Ha другой день поутру послан был экипаж с запискою к доктору. Я ожидала того, который лечил обыкновенно Анюту, известного детского практика, но, к моему удивлению, явился какой-то совсем другой. Поль мне представил его и назвал имя, которое мне показалось знакомо, но я не могла припомнить, где и когда я его слыхала. Это был пожилой, но бодрый с виду мужчина, с открытым и добродушным лицом, на котором, при встрече со мною, сияла приветливая улыбка. Он очень любезно просил меня показать ребенка, и мы пошли с ним в детскую. Поль вошел с нами, но, постояв недолго, исчез. Д** (имя доктора) внимательно осмотрел Анюту, задал два-три вопроса и, продолжая расспрашивать, воротился со мной обратно в мой будуар. Мы сели. Выслушав все, что я могла ему сообщить, он успокоил меня в коротких словах насчет болезни ребенка; потом стал шутить и, вглядываясь с участием в мое лицо, сказал, что доктору иногда не нужно и видеть дитя, а стоит только взглянуть на мать, чтоб заключить без ошибки о некоторых вещах, как, например, что дитя не спит по ночам. Здоровую, сильную женщину в несколько дней узнать нельзя, а у нервных случаются даже припадки, похожие, например, на судороги… «Впрочем, если не ошибаюсь, вы раньше были больны?» Я отвечала, что я и до сей поры на положении больной, хотя давно уже чувствую себя совершенно здоровою. Он стал подшучивать и слово за слово довел меня до того, что я не вытерпела, нажаловалась ему на мужа и на второго доктора, который сменил моего старика. Он спросил, кто был первый и почему он не продолжал? На последний вопрос я не знала, что ему отвечать, но чувство доверия, которое он мне внушал, и долгое одиночество расшевелили во мне такую неудержимую потребность высказаться, что я, не дожидаясь дальнейших его расспросов, стала сама рассказывать и рассказала ему понемногу все, что со мной было с тех пор, как я слегла, за исключением, разумеется, только таких обстоятельств, которые он не должен был знать. Во всем остальном я была совершенно искренна и не скрыла даже догадок моих, что муж считает меня не в своем уме. Он слушал меня внимательно, то хмурясь, то усмехаясь и поощряя то шутками, то вопросами. Когда я кончила, все лицо у меня было в огне и слезы катились градом. Он потрепал меня ободрительно, как ребенка, рукой по плечу и сказал:

– Будьте спокойны, это все пустяки. Вот я пойду, намою ему хорошенько голову, чтоб он не чудил.

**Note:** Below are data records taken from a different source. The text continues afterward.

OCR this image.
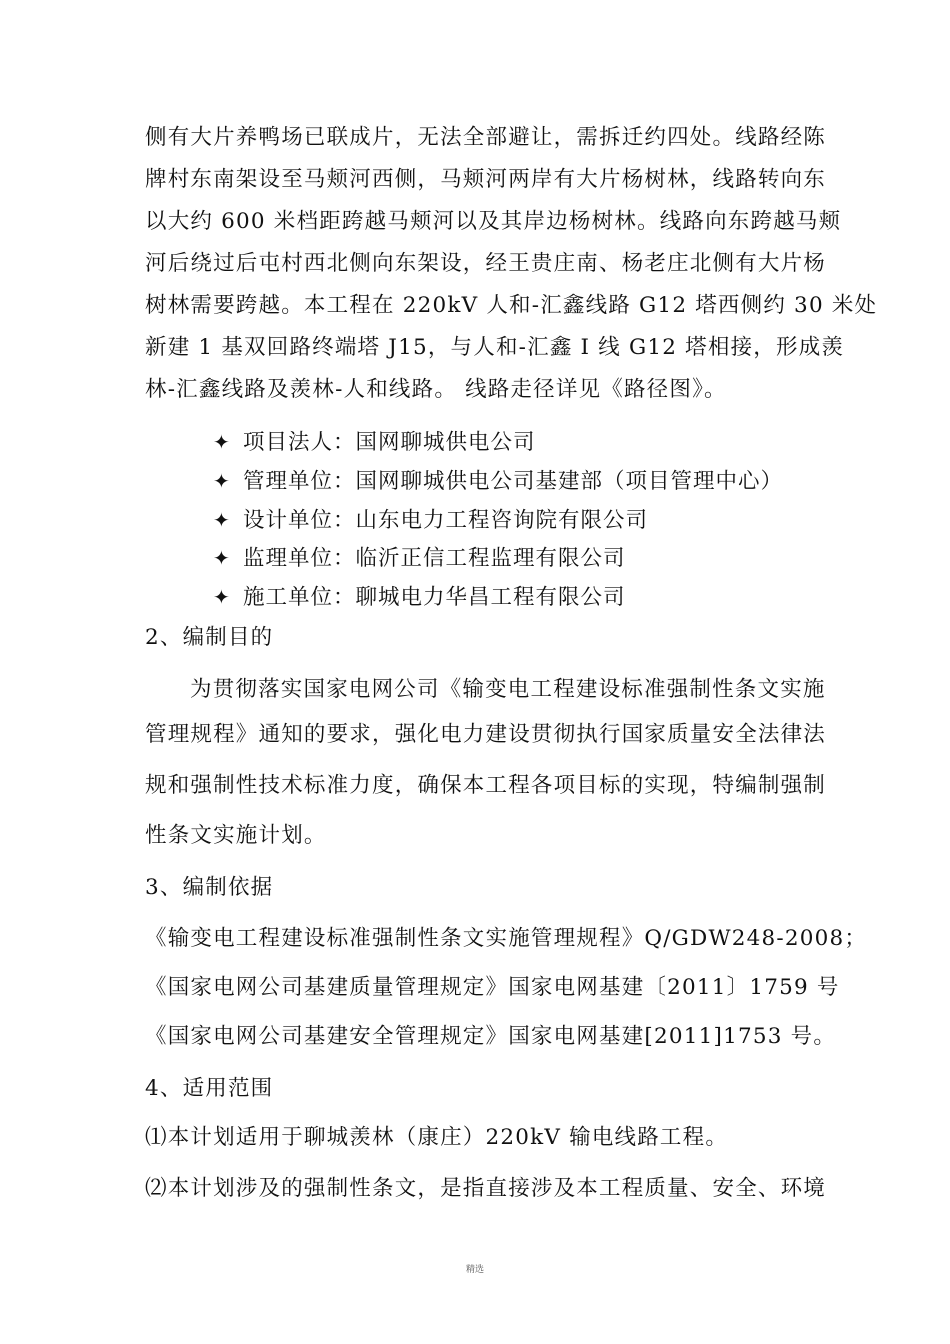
侧有大片养鸭场已联成片，无法全部避让，需拆迁约四处。线路经陈
牌村东南架设至马颊河西侧，马颊河两岸有大片杨树林，线路转向东
以大约 600 米档距跨越马颊河以及其岸边杨树林。线路向东跨越马颊
河后绕过后屯村西北侧向东架设，经王贵庄南、杨老庄北侧有大片杨
树林需要跨越。本工程在 220kV 人和-汇鑫线路 G12 塔西侧约 30 米处
新建 1 基双回路终端塔 J15，与人和-汇鑫 I 线 G12 塔相接，形成羡
林-汇鑫线路及羡林-人和线路。 线路走径详见《路径图》。
✦ 项目法人：国网聊城供电公司
✦ 管理单位：国网聊城供电公司基建部（项目管理中心）
✦ 设计单位：山东电力工程咨询院有限公司
✦ 监理单位：临沂正信工程监理有限公司
✦ 施工单位：聊城电力华昌工程有限公司
2、编制目的
为贯彻落实国家电网公司《输变电工程建设标准强制性条文实施
管理规程》通知的要求，强化电力建设贯彻执行国家质量安全法律法
规和强制性技术标准力度，确保本工程各项目标的实现，特编制强制
性条文实施计划。
3、编制依据
《输变电工程建设标准强制性条文实施管理规程》Q/GDW248-2008；
《国家电网公司基建质量管理规定》国家电网基建〔2011〕1759 号
《国家电网公司基建安全管理规定》国家电网基建[2011]1753 号。
4、适用范围
⑴本计划适用于聊城羡林（康庄）220kV 输电线路工程。
⑵本计划涉及的强制性条文，是指直接涉及本工程质量、安全、环境
精选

Я проводила его в кабинет и оставила с Полем.

XV

Сейчас от Д**… На мой вопрос о Бодягиной он засмеялся.

– Эк она вам далась! В два дня – вот уже пятый за справками! Успокойтесь, здорова; здоровее нас с вами. Но муж у нее поврежден.

– Ну, я так и думал.

– А вы их видели?

– Видел его. – И я рассказал ему коротко вчерашний случай.

Д** покачал головой:

– Скверно, того и гляди, что придется его засадить.

– Вы, однако, сказали ему, что она сумасшедшая?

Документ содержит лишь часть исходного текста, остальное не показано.